By ELIZABETH FERSZT
Contributing Writer
Defendant Leonard Hugall, age 74, was scheduled to be in 12th District Court on Friday, Oct. 17 for the 1984 murder of his stepdaughter. The case was adjourned until Nov. 18 at 9 a.m., for a preliminary exam with witnesses, to determine if there is enough evidence to bind the case over to the 4th Circuit Court.
Anne Harrell, the aunt of the victim, Kelly Harris, age 13, was in attendance. In the hallway, she made the following statements.
“You need to know this about Kelly. She was a yard girl — a child who did not stray from her house.” She was “inseparable from her mom,” Carol Harris, and thus “would never have taken a bus to Detroit” in 1984, as falsely alleged by Hugall.
“He also planted her bike,” to throw investigators off track, said Harrell. It was found in the eastern area of Ella Sharp Park. A full force of Jackson County law enforcement searched the area but never found anything.
Kelly’s body has never been found.
It’s now 40 years later and Harrell wants answers. “Kelly went to Aunt Minnie’s house on Friday night,” on Woodsum Street (on her bike), she said.

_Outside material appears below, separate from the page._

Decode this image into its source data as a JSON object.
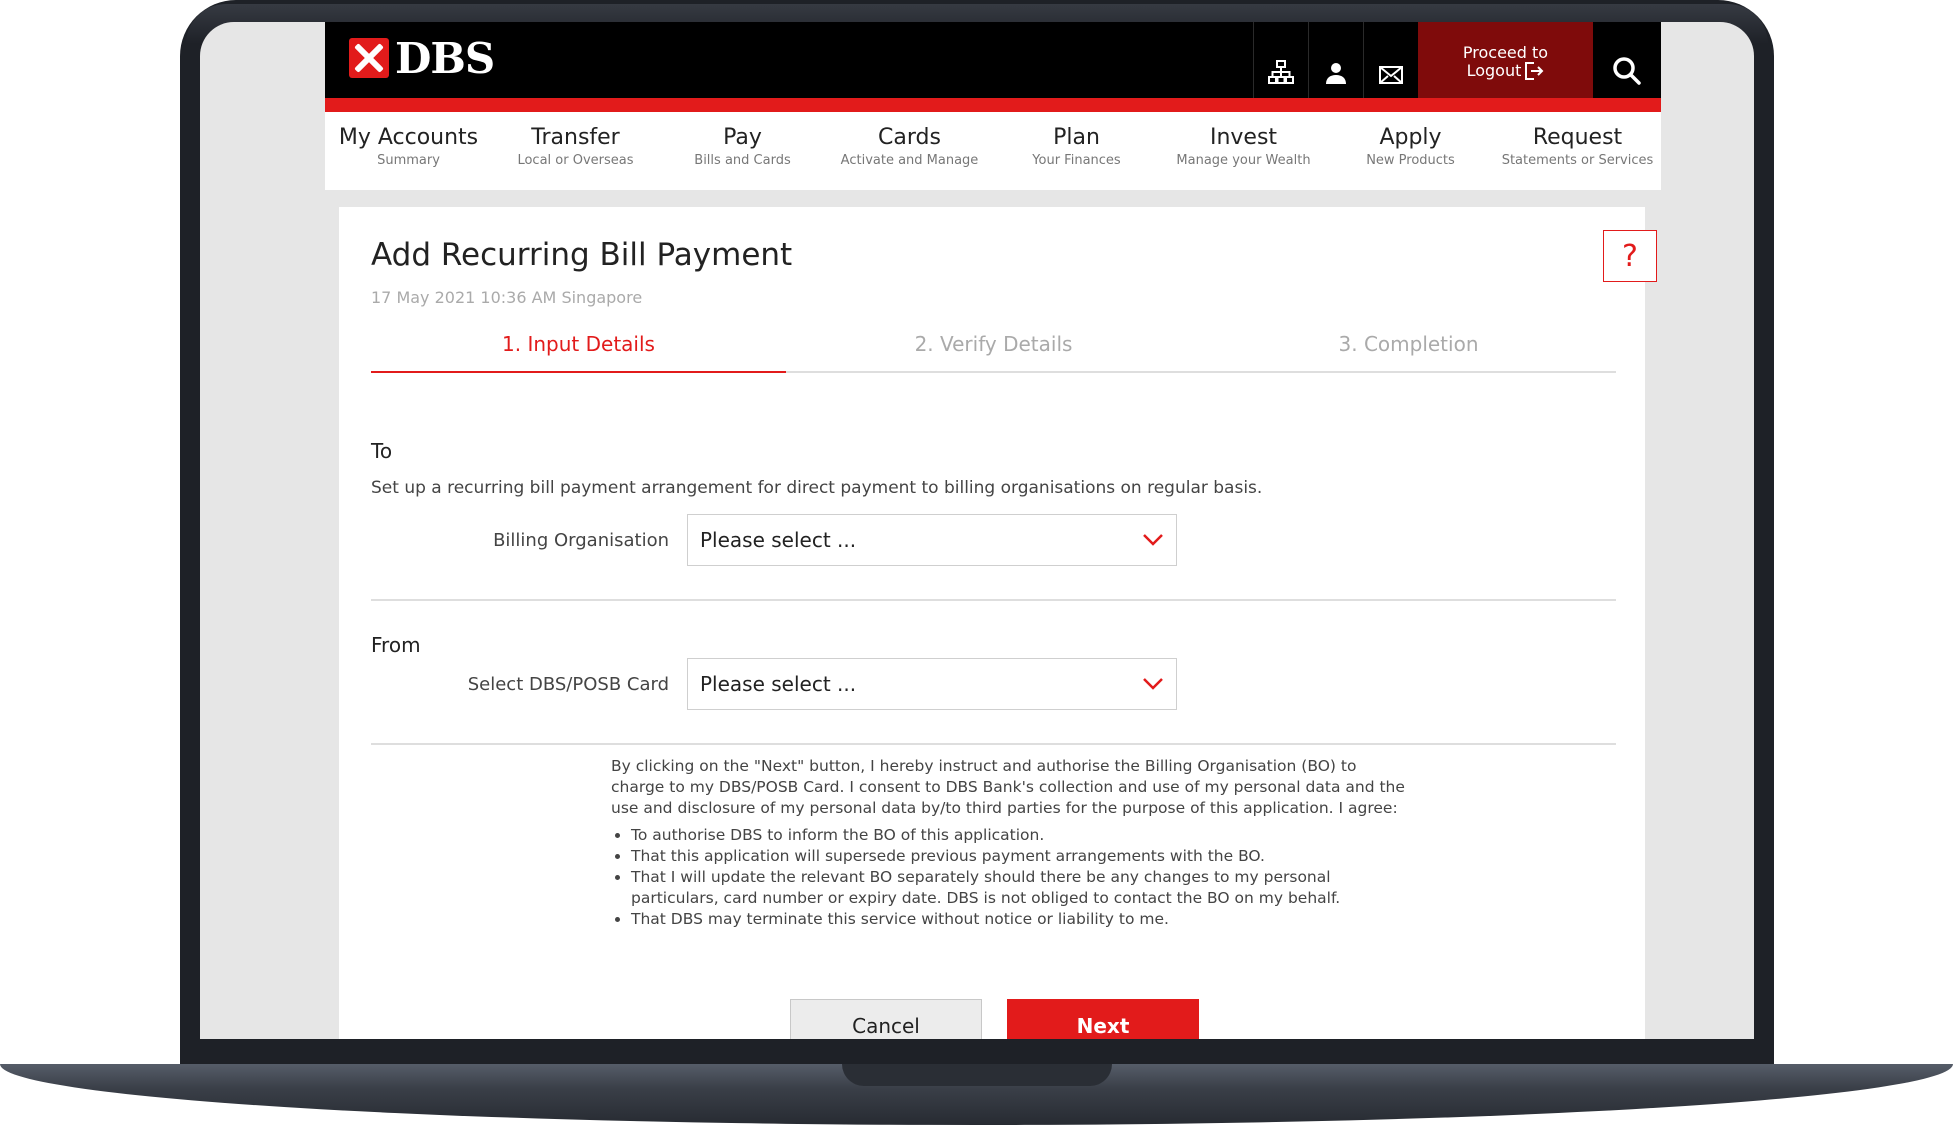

On Saturday morning she rode back to her home on Lincoln Court. According to Harrell, it was there that Leonard Hugall killed her. She said Kelly’s mom, Carol, was not at home at the time.
“A neighbor said Len came out the house with a rolled-up rug” which he took to JCMS (Jackson Catholic Middle School) which was on Cooper Street at the time. Hugall was employed there as a janitor. According to Harrell, they had an incinerator at the school. “He killed her in the house, rolled her up in a rug, and took it to work,” and destroyed her body there she said.

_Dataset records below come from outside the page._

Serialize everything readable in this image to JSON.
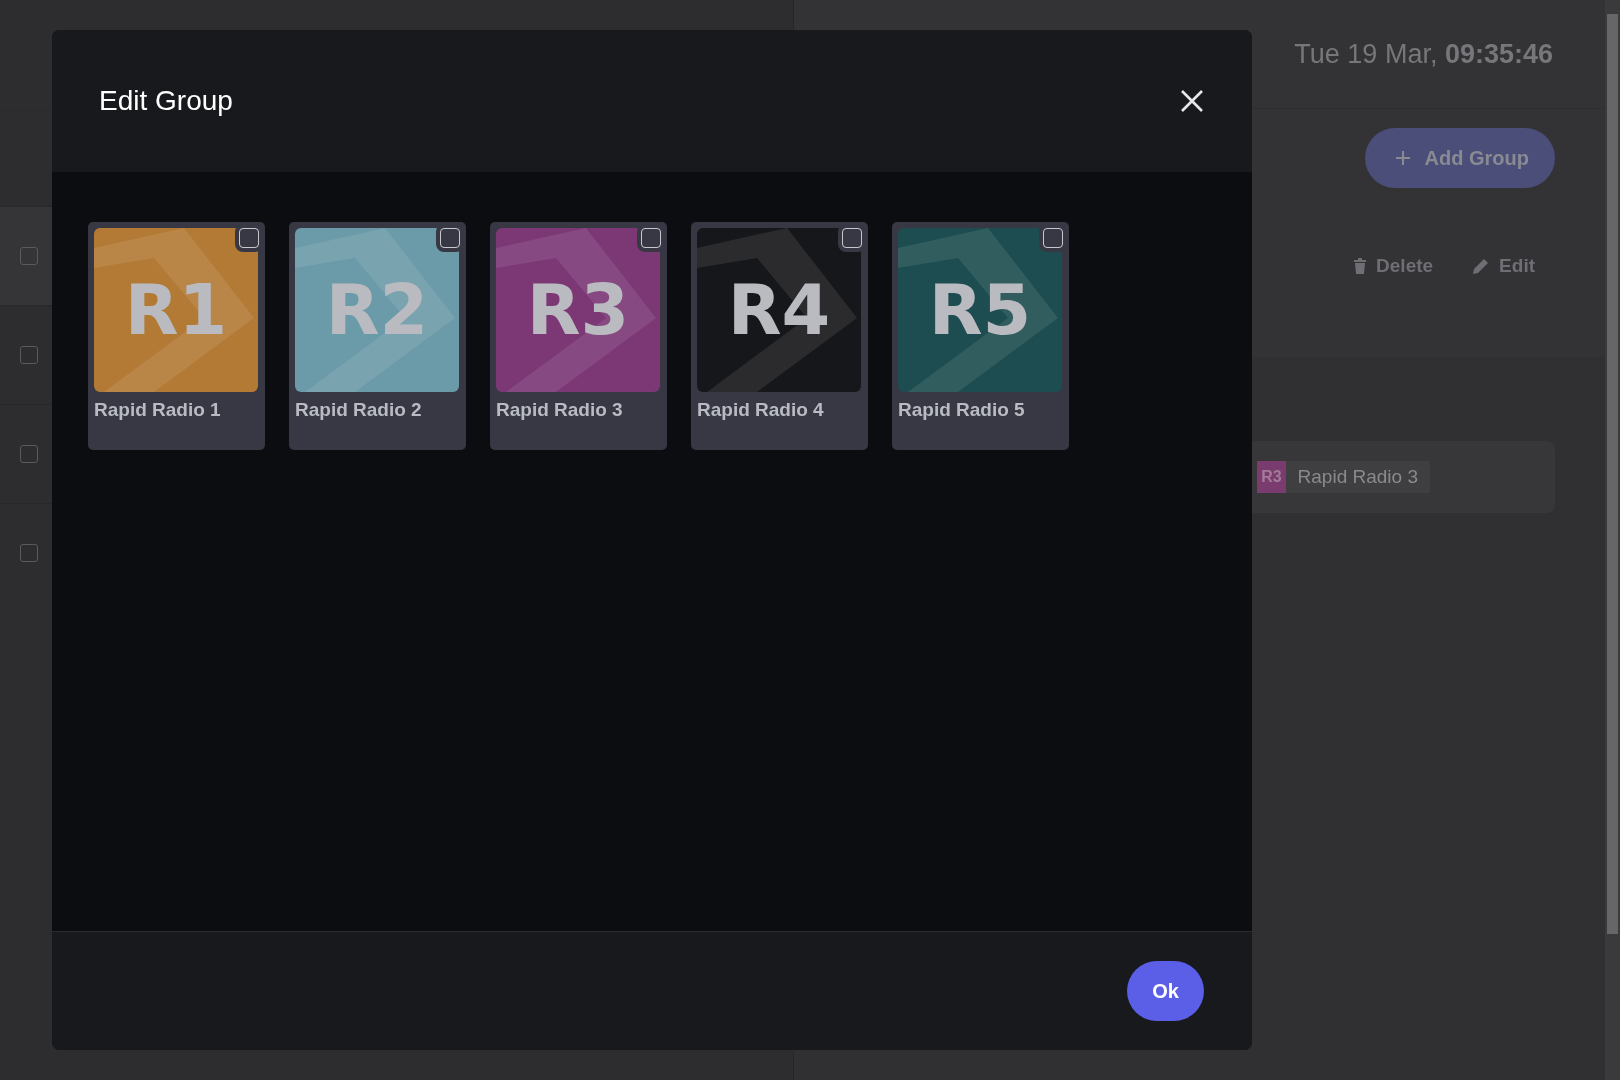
{
  "background": {
    "date": "Tue 19 Mar,",
    "time": "09:35:46",
    "add_button": "Add Group",
    "actions": [
      "Delete",
      "Edit"
    ],
    "rows": [
      {
        "checked": false
      },
      {
        "checked": false
      },
      {
        "checked": false
      },
      {
        "checked": false
      }
    ],
    "chip": {
      "badge": "R3",
      "label": "Rapid Radio 3",
      "color": "#7a3c6e"
    }
  },
  "dialog": {
    "title": "Edit Group",
    "stations": [
      {
        "badge": "R1",
        "name": "Rapid Radio 1",
        "color": "#b27a35",
        "checked": false
      },
      {
        "badge": "R2",
        "name": "Rapid Radio 2",
        "color": "#6b9aa8",
        "checked": false
      },
      {
        "badge": "R3",
        "name": "Rapid Radio 3",
        "color": "#7c3775",
        "checked": false
      },
      {
        "badge": "R4",
        "name": "Rapid Radio 4",
        "color": "#16171a",
        "checked": false
      },
      {
        "badge": "R5",
        "name": "Rapid Radio 5",
        "color": "#1d4d50",
        "checked": false
      }
    ],
    "ok_button": "Ok"
  }
}
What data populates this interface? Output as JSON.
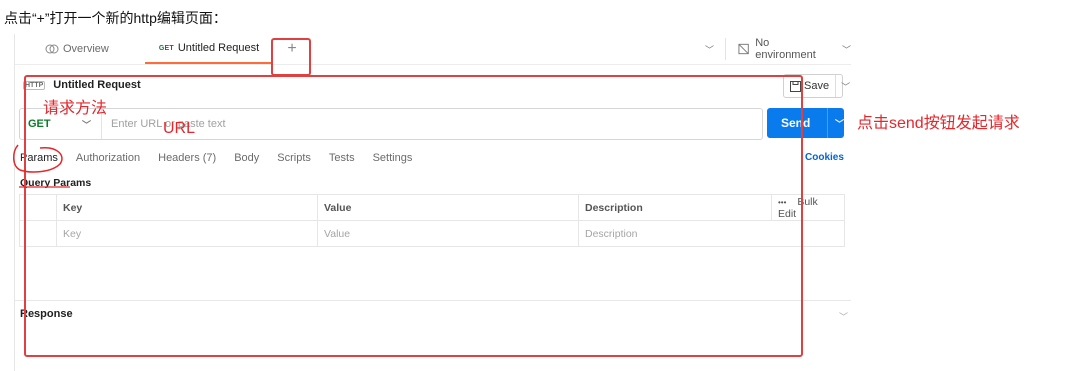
{
  "caption": "点击“+”打开一个新的http编辑页面：",
  "tabs": [
    {
      "label": "Overview"
    },
    {
      "method": "GET",
      "label": "Untitled Request"
    }
  ],
  "new_tab_icon": "+",
  "environment": {
    "label": "No environment"
  },
  "request": {
    "title": "Untitled Request",
    "http_icon": "HTTP",
    "save_label": "Save",
    "method": "GET",
    "url_placeholder": "Enter URL or paste text",
    "send_label": "Send"
  },
  "subtabs": [
    {
      "label": "Params",
      "active": true
    },
    {
      "label": "Authorization"
    },
    {
      "label": "Headers (7)"
    },
    {
      "label": "Body"
    },
    {
      "label": "Scripts"
    },
    {
      "label": "Tests"
    },
    {
      "label": "Settings"
    }
  ],
  "cookies_label": "Cookies",
  "query_params": {
    "title": "Query Params",
    "headers": [
      "Key",
      "Value",
      "Description"
    ],
    "bulk_edit": "Bulk Edit",
    "more": "•••",
    "placeholder_row": [
      "Key",
      "Value",
      "Description"
    ]
  },
  "response_label": "Response",
  "annotations": {
    "method": "请求方法",
    "url": "URL",
    "send": "点击send按钮发起请求"
  },
  "colors": {
    "accent_tab": "#ff6c37",
    "send": "#097bed",
    "get": "#0a7d29",
    "annotation": "#e5262b"
  }
}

When Kelly was reported missing, “he sat at my table and said he done nothing to her,” said Harrell.
She said to him, “You know you killed her.”
Harrell called JPD and Det. Henderson first.
“Carol called me the night he left for Florida, soon after it happened,” said Harrell. “She said that he said, ‘I killed the little bitch.’”
In Florida Hugall started another crime spree, CSC-1 and other charges, which he has served in FDOC.
Harrell offered her phone number for further contact — a landline; she remarked that it had not been changed “for over 40 years, in case Kelly was alive and had called.”